The Prison Realm is a special-grade cursed object that seals any target who remains within four meters of it for one minute of perceived time. Perceived time — not objective time. The distinction is the trap within the trap. A minute of perceived time can pass in seconds of external reality if the target's cognition is occupied, compressed, slowed by shock or grief or the specific psychological weight of confronting something that should not exist.

Gojo does not move for one minute because he is processing. Memories surface without sequence: Riko's death and what it cost Geto, Geto's defection and the ideology that produced it, the conversation in Shinjuku where Gojo raised Hollow Purple and chose not to fire, the moment he killed his best friend and the years of carrying that. The face standing in front of him is not Geto. He knows this. And he cannot make himself respond to it as if that knowledge is sufficient, because the face is real and the body is real and the grief attached to both is also real.

One minute passes. The Prison Realm activates. The cube closes around him. Satoru Gojo is sealed.


The World Without Its Axis

The immediate consequences cascade faster than the jujutsu world has any framework to manage. Cursed spirit activity surges globally — the deterrent effect of Gojo's existence was not rhetorical. His presence as a constant, deployable force suppressed escalation across every threat tier simultaneously. Without him, every calculation every cursed spirit and curse user had been making changes at once. The higher-ups lose their single point of guaranteed resolution. The command structure, already strained by internal politics and institutional rigidity, begins fracturing under the weight of a situation it was never designed to survive.

The Shibuya Incident continues burning long after the sealing. What follows is massacre, irreversible casualties, and the permanent alteration of the conflict's character. But the axis on which everything turns is the moment the cube closes — the precise second when the one answer to every question the jujutsu world could ask becomes unavailable.

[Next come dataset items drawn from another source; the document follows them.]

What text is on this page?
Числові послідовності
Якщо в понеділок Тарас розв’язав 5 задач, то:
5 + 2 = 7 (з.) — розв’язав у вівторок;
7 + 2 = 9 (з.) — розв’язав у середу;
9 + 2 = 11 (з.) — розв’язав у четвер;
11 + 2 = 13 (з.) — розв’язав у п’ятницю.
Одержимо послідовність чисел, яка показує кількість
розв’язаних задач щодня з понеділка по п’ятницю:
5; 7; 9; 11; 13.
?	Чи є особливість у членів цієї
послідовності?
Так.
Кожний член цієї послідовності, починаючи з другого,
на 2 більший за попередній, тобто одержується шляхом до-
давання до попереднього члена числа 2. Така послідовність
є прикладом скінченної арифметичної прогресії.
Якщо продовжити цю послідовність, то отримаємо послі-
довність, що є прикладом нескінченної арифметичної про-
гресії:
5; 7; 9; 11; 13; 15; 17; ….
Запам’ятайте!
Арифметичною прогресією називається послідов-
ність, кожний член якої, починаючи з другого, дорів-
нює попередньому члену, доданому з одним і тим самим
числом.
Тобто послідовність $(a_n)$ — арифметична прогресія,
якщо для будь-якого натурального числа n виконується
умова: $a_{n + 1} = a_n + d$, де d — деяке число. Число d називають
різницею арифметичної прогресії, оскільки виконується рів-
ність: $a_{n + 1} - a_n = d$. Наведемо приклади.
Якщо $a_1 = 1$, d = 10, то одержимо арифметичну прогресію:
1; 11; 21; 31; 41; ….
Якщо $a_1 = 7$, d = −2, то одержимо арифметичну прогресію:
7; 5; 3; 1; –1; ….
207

The sealing was not an act of force. It was an act of engineering, built across years and from every thread the story has laid down: Riko's death as the origin of emotional vulnerability, Geto's corpse as the perfect instrument, Mechamaru's cooperation as the intelligence pipeline, the Goodwill Event as the proof-of-concept for coordinated strategy, Yuji's survival keeping Sukuna accessible, and the higher-ups' structural rigidity preventing the kind of unity that might have caught any of it in time. Every quiet moment was a countdown. It ended here. Gojo hesitated not out of weakness — but because he was human. And that was always going to be enough.